Study reveals slick tricks payday loan websites use to entice borrowers

Payday loan and other high-cost credit firms use bright buttons, simple forms and images of happy people on their websites and apps to stop would-be borrowers dropping out of the application process, new academic research reveals.

A study by researchers from Durham and Newcastle universities lifts the lid on the "tricks of the trade" used by high-cost credit providers. They found in some cases customers can have their loan approved and get access to cash in just 10 to 15 minutes.

Payday loans may seem tempting if you need quick cash, but they can be an expensive nightmare. Most people who get one shouldn't – consider cheaper alternatives instead. For full info and help, see our Payday Loans guide.

What did the research involve?

The researchers looked at how what they term "high-cost short-term credit" companies – payday loan, guarantor loan and logbook loan providers – design their websites and apps.

They spoke to 11 website developers and 40 customers and identified how the companies manage 'frictions', which they describe as blocks or obstacles that slow or stop a user applying for a loan.

The lead researcher, Dr James Ash from Newcastle University, will be presenting the research at Xi'an Jiaotong-Liverpool University in China next week.

What did the study find?

The researchers came to the following conclusions:

  • "Playful" sliders are a feature of most of the websites and apps. The researchers found these are the first thing a user typically encounters as part of the application process. They said the 'slider' page usually consists of two bars – the first referring to the amount of money, the second to the length of borrowing time.

    Designers said the sliders are designed to be "playful" and the more someone plays with one, the more likely they are to apply for a loan.

    They also said the sliders reduce the number of touches involved in the process, making it one smooth movement – again reducing 'friction'. The researchers say this gives the customer time to become engaged with the application process, making them less likely to drop out.

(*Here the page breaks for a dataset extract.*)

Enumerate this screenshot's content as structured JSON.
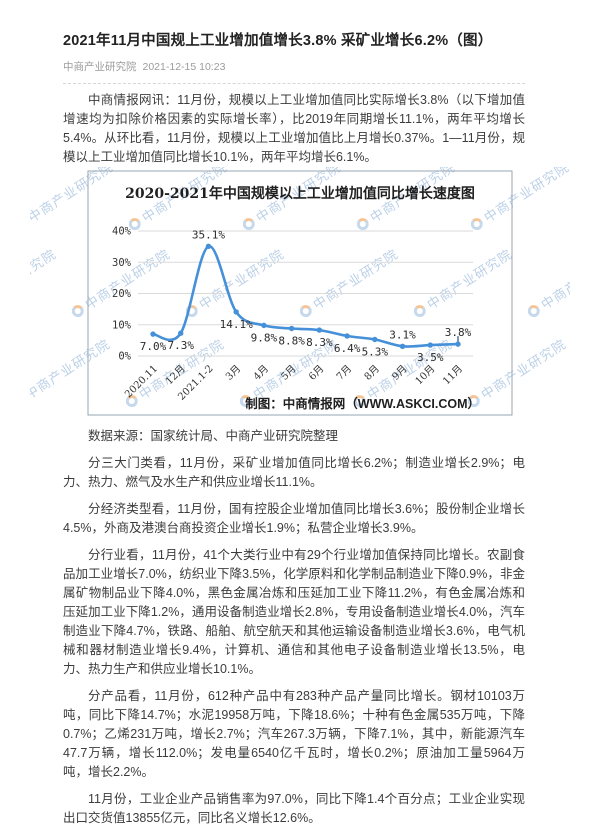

  • Designers tinker with the 'apply now' button to retain customers. The research team found that one site changed its button from red to orange and saw an 8% increase in applications.

  • Application forms are also designed to look short and manageable. The researchers said this was to stop users from being put off by "official"-looking documents.

Borrowers 'cleverly guided through the process'

Dr Ash said: "The way the websites and apps have been designed makes them incredibly easy to use but [it is] hard for users to stop and think about what they're doing while they are applying.

"The borrower thinks they are in control but in fact, they are being cleverly guided through the whole process. This has led to this market growing at a high rate in recent years."